Review: Canon Powershot Zoom

Unique Canon camera

Canon PowerShot Zoom is a very good idea that is very poorly executed.

Canon Powershot Zoom
We think
Compact and easy to carry. Up to 800mm tele. Fairly sensibly priced.
Mediocre picture quality, lame autofocus and lousy video quality. And fairly hopeless to operate.
  • Type: 12 Mp compact camera 1/3” CMOS image sensor
  • Optics: 100/400mm f5.6-6.3
  • Screen: No.
  • Viewfinder: 2.3 Mp LCD, 0.52x
  • Burst rate: 8 frames/s
  • Video: 1080/30p
  • Connections: USB-C
  • Wireless: Wifi, Bluetooth
  • Storage: MicroSD
  • Battery life CIPA: 150 images
  • Dimensions/weight: 103 x 51 x 33 mm/145 g
  • Highlights: 2 x digital zoom to 800mm, optical stabilizer.
  • Web:

New compact cameras from Canon are not commonplace. But then the PowerShoot Zoom is not quite like other cameras either. It’s as much a monocular as it is a camera. With some very special features.

Canon says that the small camera is a super zoom camera in pocket format, aimed at the many who take nature photos, and need a powerful tele to take pictures of e.g. birds and animals.

For it to work, Canon has given the camera – or should we say the monocular – a zoom lens with two focal lengths, 100 and 400mm, and if that’s not enough, it also has 2x electronic zoom to 800mm.

A fairly advanced optical construction, with image stabilizer. Photo: Lasse Svendsen

Behind the compact lens with built-in image stabilizer is a small 1/3 inch image sensor, which stores still images in 12 Mp resolution, and video in 1080 HD quality with 30p. If you think it sounds like specifications from a bygone era, you may be right. It’s been so long since we’ve seen such small image chips.

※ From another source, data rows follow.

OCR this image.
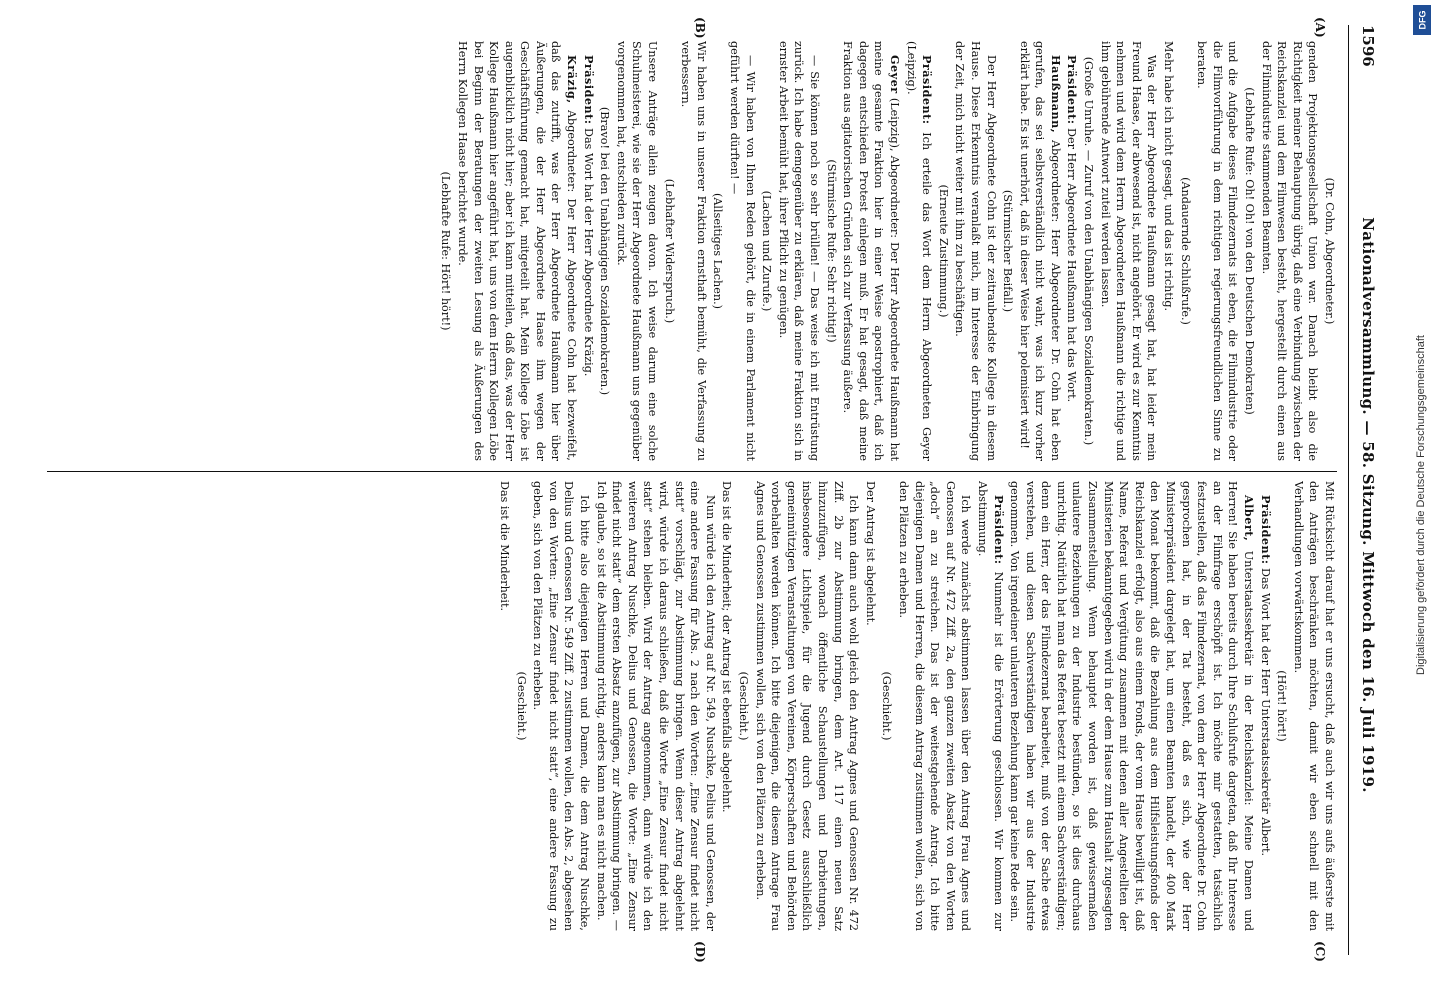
1596
Nationalversammlung. — 58. Sitzung. Mittwoch den 16. Juli 1919.
(A)
(B)
(C)
(D)

(Dr. Cohn, Abgeordneter.)

genden Projektionsgesellschaft Union war. Danach bleibt also die Richtigkeit meiner Behauptung übrig, daß eine Verbindung zwischen der Reichskanzlei und dem Filmwesen besteht, hergestellt durch einen aus der Filmindustrie stammenden Beamten.

(Lebhafte Rufe: Oh! Oh! von den Deutschen Demokraten)

und die Aufgabe dieses Filmdezernats ist eben, die Filmindustrie oder die Filmvorführung in dem richtigen regierungsfreundlichen Sinne zu beraten.

(Andauernde Schlußrufe.)

Mehr habe ich nicht gesagt, und das ist richtig.

Was der Herr Abgeordnete Haußmann gesagt hat, hat leider mein Freund Haase, der abwesend ist, nicht angehört. Er wird es zur Kenntnis nehmen und wird dem Herrn Abgeordneten Haußmann die richtige und ihm gebührende Antwort zuteil werden lassen.

(Große Unruhe. — Zuruf von den Unabhängigen Sozialdemokraten.)

Präsident: Der Herr Abgeordnete Haußmann hat das Wort.

Haußmann, Abgeordneter: Herr Abgeordneter Dr. Cohn hat eben gerufen, das sei selbstverständlich nicht wahr, was ich kurz vorher erklärt habe. Es ist unerhört, daß in dieser Weise hier polemisiert wird!

(Stürmischer Beifall.)

Der Herr Abgeordnete Cohn ist der zeitraubendste Kollege in diesem Hause. Diese Erkenntnis veranlaßt mich, im Interesse der Einbringung der Zeit, mich nicht weiter mit ihm zu beschäftigen.

(Erneute Zustimmung.)

Präsident: Ich erteile das Wort dem Herrn Abgeordneten Geyer (Leipzig).

Geyer (Leipzig), Abgeordneter: Der Herr Abgeordnete Haußmann hat meine gesamte Fraktion hier in einer Weise apostrophiert, daß ich dagegen entschieden Protest einlegen muß. Er hat gesagt, daß meine Fraktion aus agitatorischen Gründen sich zur Verfassung äußere.

(Stürmische Rufe: Sehr richtig!)

— Sie können noch so sehr brüllen! — Das weise ich mit Entrüstung zurück. Ich habe demgegenüber zu erklären, daß meine Fraktion sich in ernster Arbeit bemüht hat, ihrer Pflicht zu genügen.

(Lachen und Zurufe.)

— Wir haben von Ihnen Reden gehört, die in einem Parlament nicht geführt werden dürften! —

(Allseitiges Lachen.)

Wir haben uns in unserer Fraktion ernsthaft bemüht, die Verfassung zu verbessern.

(Lebhafter Widerspruch.)

Unsere Anträge allein zeugen davon. Ich weise darum eine solche Schulmeisterei, wie sie der Herr Abgeordnete Haußmann uns gegenüber vorgenommen hat, entschieden zurück.

(Bravo! bei den Unabhängigen Sozialdemokraten.)

Präsident: Das Wort hat der Herr Abgeordnete Kräzig.

Kräzig, Abgeordneter: Der Herr Abgeordnete Cohn hat bezweifelt, daß das zutrifft, was der Herr Abgeordnete Haußmann hier über Äußerungen, die der Herr Abgeordnete Haase ihm wegen der Geschäftsführung gemacht hat, mitgeteilt hat. Mein Kollege Löbe ist augenblicklich nicht hier; aber ich kann mitteilen, daß das, was der Herr Kollege Haußmann hier angeführt hat, uns von dem Herrn Kollegen Löbe bei Beginn der Beratungen der zweiten Lesung als Äußerungen des Herrn Kollegen Haase berichtet wurde.

(Lebhafte Rufe: Hört! hört!)

Mit Rücksicht darauf hat er uns ersucht, daß auch wir uns aufs äußerste mit den Anträgen beschränken möchten, damit wir eben schnell mit den Verhandlungen vorwärtskommen.

(Hört! hört!)

Präsident: Das Wort hat der Herr Unterstaatssekretär Albert.

Albert, Unterstaatssekretär in der Reichskanzlei: Meine Damen und Herren! Sie haben bereits durch Ihre Schlußrufe dargetan, daß Ihr Interesse an der Filmfrage erschöpft ist. Ich möchte mir gestatten, tatsächlich festzustellen, daß das Filmdezernat, von dem der Herr Abgeordnete Dr. Cohn gesprochen hat, in der Tat besteht, daß es sich, wie der Herr Ministerpräsident dargelegt hat, um einen Beamten handelt, der 400 Mark den Monat bekommt, daß die Bezahlung aus dem Hilfsleistungsfonds der Reichskanzlei erfolgt, also aus einem Fonds, der vom Hause bewilligt ist, daß Name, Referat und Vergütung zusammen mit denen aller Angestellten der Ministerien bekanntgegeben wird in der dem Hause zum Haushalt zugesagten Zusammenstellung. Wenn behauptet worden ist, daß gewissermaßen unlautere Beziehungen zu der Industrie bestünden, so ist dies durchaus unrichtig. Natürlich hat man das Referat besetzt mit einem Sachverständigen; denn ein Herr, der das Filmdezernat bearbeitet, muß von der Sache etwas verstehen, und diesen Sachverständigen haben wir aus der Industrie genommen. Von irgendeiner unlauteren Beziehung kann gar keine Rede sein.

Präsident: Nunmehr ist die Erörterung geschlossen. Wir kommen zur Abstimmung.

Ich werde zunächst abstimmen lassen über den Antrag Frau Agnes und Genossen auf Nr. 472 Ziff. 2a, den ganzen zweiten Absatz von den Worten „doch“ an zu streichen. Das ist der weitestgehende Antrag. Ich bitte diejenigen Damen und Herren, die diesem Antrag zustimmen wollen, sich von den Plätzen zu erheben.

(Geschieht.)

Der Antrag ist abgelehnt.

Ich kann dann auch wohl gleich den Antrag Agnes und Genossen Nr. 472 Ziff. 2b zur Abstimmung bringen, dem Art. 117 einen neuen Satz hinzuzufügen, wonach öffentliche Schaustellungen und Darbietungen, insbesondere Lichtspiele, für die Jugend durch Gesetz ausschließlich gemeinnützigen Veranstaltungen von Vereinen, Körperschaften und Behörden vorbehalten werden können. Ich bitte diejenigen, die diesem Antrage Frau Agnes und Genossen zustimmen wollen, sich von den Plätzen zu erheben.

(Geschieht.)

Das ist die Minderheit; der Antrag ist ebenfalls abgelehnt.

Nun würde ich den Antrag auf Nr. 549, Nuschke, Delius und Genossen, der eine andere Fassung für Abs. 2 nach den Worten: „Eine Zensur findet nicht statt“ vorschlägt, zur Abstimmung bringen. Wenn dieser Antrag abgelehnt wird, würde ich daraus schließen, daß die Worte „Eine Zensur findet nicht statt“ stehen bleiben. Wird der Antrag angenommen, dann würde ich den weiteren Antrag Nuschke, Delius und Genossen, die Worte: „Eine Zensur findet nicht statt“ dem ersten Absatz anzufügen, zur Abstimmung bringen. — Ich glaube, so ist die Abstimmung richtig, anders kann man es nicht machen.

Ich bitte also diejenigen Herren und Damen, die dem Antrag Nuschke, Delius und Genossen Nr. 549 Ziff. 2 zustimmen wollen, den Abs. 2, abgesehen von den Worten: „Eine Zensur findet nicht statt“, eine andere Fassung zu geben, sich von den Plätzen zu erheben.

(Geschieht.)

Das ist die Minderheit.

DFG
Digitalisierung gefördert durch die Deutsche Forschungsgemeinschaft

The small Canon camera has a pair of distinctive controls. Once you have charged the battery that holds a maximum of 150 images, you must familiarize yourself with the buttons. Which are few. Power switch, still image and video button, zoom selection and menu button are the only ones here. The camera does not have a screen, so you have to use the electronic viewfinder while scrolling through the settings with the photo and video buttons on the bottom.

Shutter and release button on the underside. Photo: Lasse Svendsen

There is also a wheel for dioptric adjustment so that you can see clearly in the viewfinder. The wheel cannot be locked in any way, so you often have to turn a little to see sharply in the viewfinder.

Ease of use

The lens has no cover, so bring a microfiber cloth. The camera is also not weatherproof, but it is hardly a problem for everyday nature photos in good light. For good light is absolutely necessary, if the Canon camera is to provide reasonably usable images.

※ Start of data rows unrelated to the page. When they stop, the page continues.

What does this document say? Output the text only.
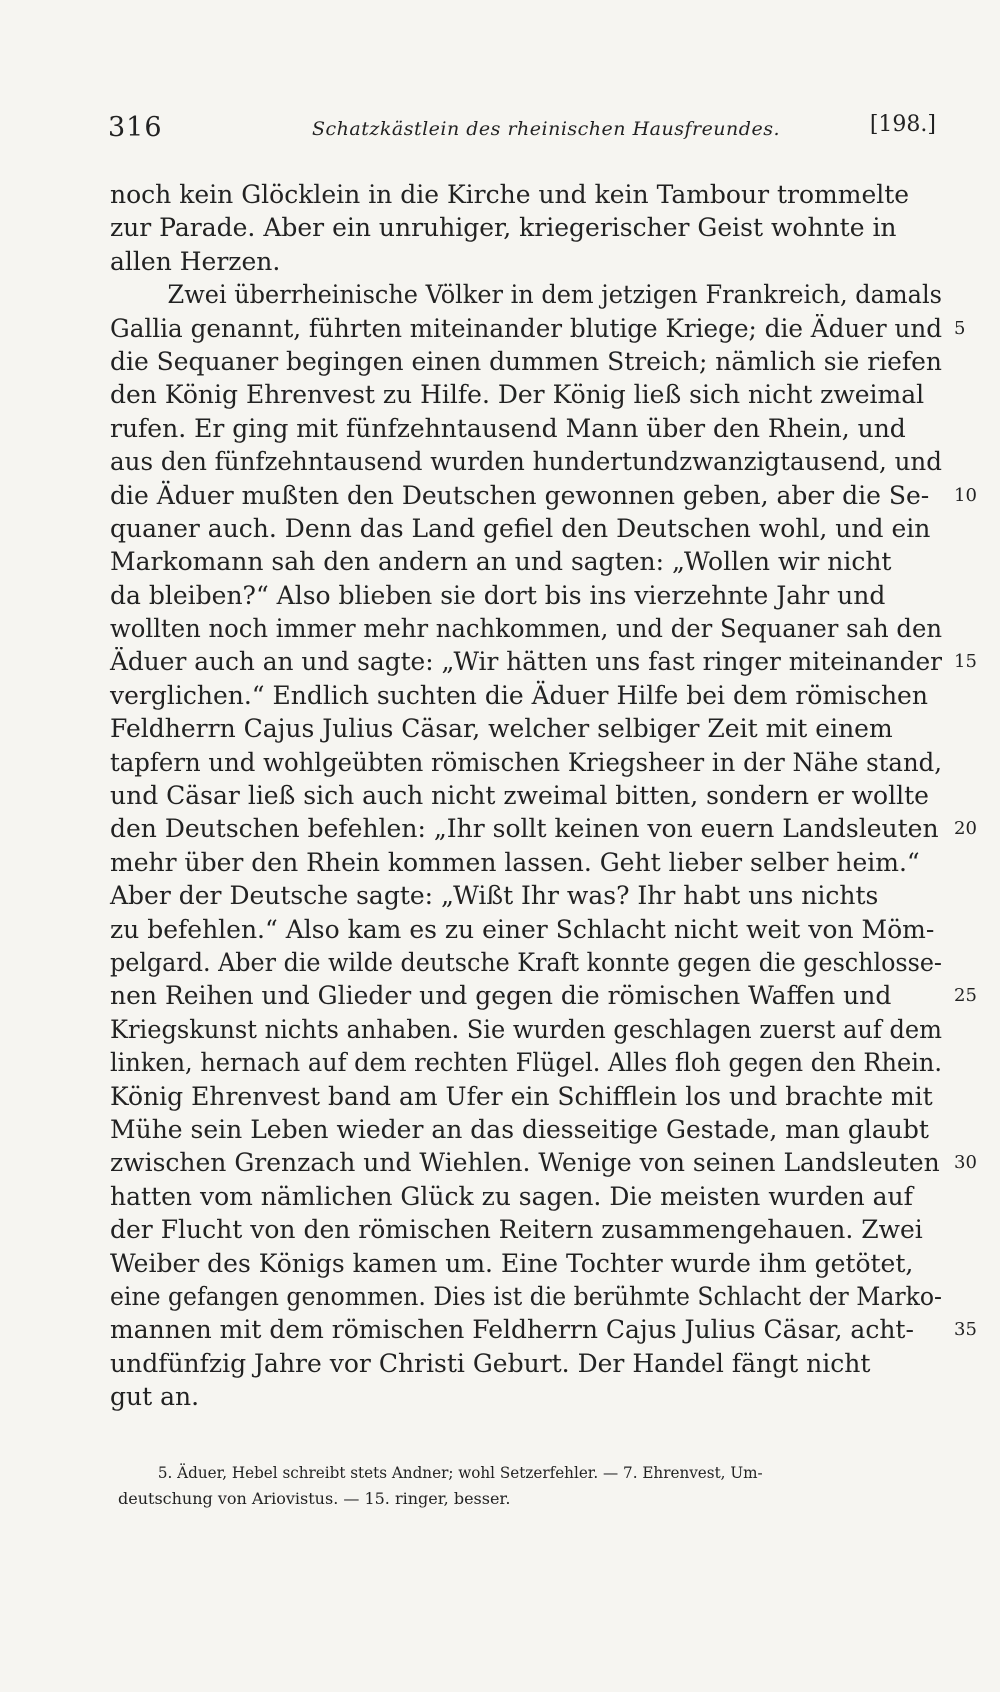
316	Schatzkästlein des rheinischen Hausfreundes.	[198.]
noch kein Glöcklein in die Kirche und kein Tambour trommelte
zur Parade. Aber ein unruhiger, kriegerischer Geist wohnte in
allen Herzen.
Zwei überrheinische Völker in dem jetzigen Frankreich, damals
Gallia genannt, führten miteinander blutige Kriege; die Äduer und 5
die Sequaner begingen einen dummen Streich; nämlich sie riefen
den König Ehrenvest zu Hilfe. Der König ließ sich nicht zweimal
rufen. Er ging mit fünfzehntausend Mann über den Rhein, und
aus den fünfzehntausend wurden hundertundzwanzigtausend, und
die Äduer mußten den Deutschen gewonnen geben, aber die Se- 10
quaner auch. Denn das Land gefiel den Deutschen wohl, und ein
Markomann sah den andern an und sagten: „Wollen wir nicht
da bleiben?“ Also blieben sie dort bis ins vierzehnte Jahr und
wollten noch immer mehr nachkommen, und der Sequaner sah den
Äduer auch an und sagte: „Wir hätten uns fast ringer miteinander 15
verglichen.“ Endlich suchten die Äduer Hilfe bei dem römischen
Feldherrn Cajus Julius Cäsar, welcher selbiger Zeit mit einem
tapfern und wohlgeübten römischen Kriegsheer in der Nähe stand,
und Cäsar ließ sich auch nicht zweimal bitten, sondern er wollte
den Deutschen befehlen: „Ihr sollt keinen von euern Landsleuten 20
mehr über den Rhein kommen lassen. Geht lieber selber heim.“
Aber der Deutsche sagte: „Wißt Ihr was? Ihr habt uns nichts
zu befehlen.“ Also kam es zu einer Schlacht nicht weit von Möm-
pelgard. Aber die wilde deutsche Kraft konnte gegen die geschlosse-
nen Reihen und Glieder und gegen die römischen Waffen und	25
Kriegskunst nichts anhaben. Sie wurden geschlagen zuerst auf dem
linken, hernach auf dem rechten Flügel. Alles floh gegen den Rhein.
König Ehrenvest band am Ufer ein Schifflein los und brachte mit
Mühe sein Leben wieder an das diesseitige Gestade, man glaubt
zwischen Grenzach und Wiehlen. Wenige von seinen Landsleuten 30
hatten vom nämlichen Glück zu sagen. Die meisten wurden auf
der Flucht von den römischen Reitern zusammengehauen. Zwei
Weiber des Königs kamen um. Eine Tochter wurde ihm getötet,
eine gefangen genommen. Dies ist die berühmte Schlacht der Marko-
mannen mit dem römischen Feldherrn Cajus Julius Cäsar, acht- 35
undfünfzig Jahre vor Christi Geburt. Der Handel fängt nicht
gut an.
5. Äduer, Hebel schreibt stets Andner; wohl Setzerfehler. — 7. Ehrenvest, Um-
deutschung von Ariovistus. — 15. ringer, besser.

Yes, the camera has an on-screen menu, but only in the viewfinder. Photo: Lasse Svendsen

But before we get to the image quality. The photos can be transferred to the mobile as you take photos or video. Press the shutter button halfway, and the camera focuses before the picture is taken when the button is pressed fully. Then there is no sound from the camera. The only way to know that a picture was taken is to follow the white frame that flashes in the viewfinder when the picture is taken. It records audio in stereo on video, but even though you can play video in the viewfinder, you will not hear anything since the camera does not have a built-in speaker.

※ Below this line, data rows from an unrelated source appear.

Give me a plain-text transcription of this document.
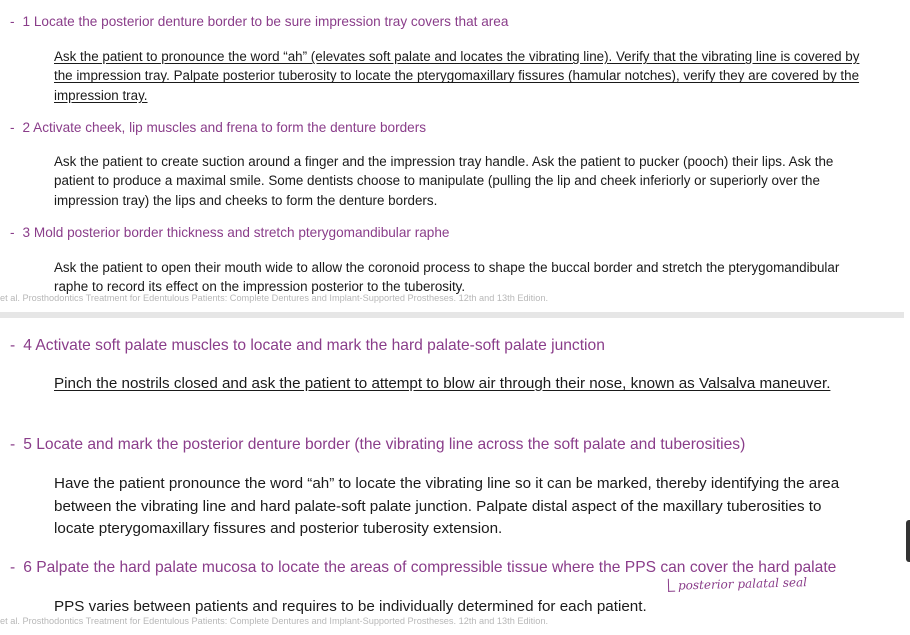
- 1 Locate the posterior denture border to be sure impression tray covers that area
Ask the patient to pronounce the word “ah” (elevates soft palate and locates the vibrating line). Verify that the vibrating line is covered by the impression tray. Palpate posterior tuberosity to locate the pterygomaxillary fissures (hamular notches), verify they are covered by the impression tray.
- 2 Activate cheek, lip muscles and frena to form the denture borders
Ask the patient to create suction around a finger and the impression tray handle. Ask the patient to pucker (pooch) their lips. Ask the patient to produce a maximal smile. Some dentists choose to manipulate (pulling the lip and cheek inferiorly or superiorly over the impression tray) the lips and cheeks to form the denture borders.
- 3 Mold posterior border thickness and stretch pterygomandibular raphe
Ask the patient to open their mouth wide to allow the coronoid process to shape the buccal border and stretch the pterygomandibular raphe to record its effect on the impression posterior to the tuberosity.
et al. Prosthodontics Treatment for Edentulous Patients: Complete Dentures and Implant-Supported Prostheses. 12th and 13th Edition.
- 4 Activate soft palate muscles to locate and mark the hard palate-soft palate junction
Pinch the nostrils closed and ask the patient to attempt to blow air through their nose, known as Valsalva maneuver.
- 5 Locate and mark the posterior denture border (the vibrating line across the soft palate and tuberosities)
Have the patient pronounce the word “ah” to locate the vibrating line so it can be marked, thereby identifying the area between the vibrating line and hard palate-soft palate junction. Palpate distal aspect of the maxillary tuberosities to locate pterygomaxillary fissures and posterior tuberosity extension.
- 6 Palpate the hard palate mucosa to locate the areas of compressible tissue where the PPS can cover the hard palate
PPS varies between patients and requires to be individually determined for each patient.
et al. Prosthodontics Treatment for Edentulous Patients: Complete Dentures and Implant-Supported Prostheses. 12th and 13th Edition.
posterior palatal seal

Viewfinder only, no screen. Photo: Lasse Svendsen

You can also take pictures in quick succession with 10 pictures/s, serial exposure, but this is limited by the autofocus not being able to refocus after the first picture is taken.

The image quality

Although the camera in practice only has two focal lengths, 100 and 400mm, the optical construction is relatively complex. 11 lens elements sit in eight groups, and the zoom has a four-axis image stabilizer, and a close limit of one meter.

The aperture is fixed, and only changes when you zoom, which you may not need to do. The reason for this is that at 100mm the image quality is marred by grainy image noise, which only gets worse when zooming. 400mm just means even more grainy image noise, and with 2x digital zoom to 800mm, there is such coarse-grained image noise that the images are completely useless.

The worst is in low light conditions, so this is a good weather camera that must be used accordingly. In really good weather with enough light, image quality is not that bad, but even just a slight cloudiness, and the camera increases the ISO sensitivity and blurs the images.

The video quality is even worse, with unsightly mosquito noise that only gets worse when panning. Then the colors are also blurred, and what little sharpness there was, disappears in an autofocus that does not keep up.

USB-C connector and microSD card slot. Photo: Lasse Svendsen


It’s easy to see why Canon thought the Powershot Zoom was a good idea. Unfortunately, the result is marred by the fact that the image quality does not measure up in many situations. As a digital monocular, the Powershot Zoom is a medium-interesting product that, considered as a camera, has too many shortcomings for us to recommend the Canon camera. Or the monocular.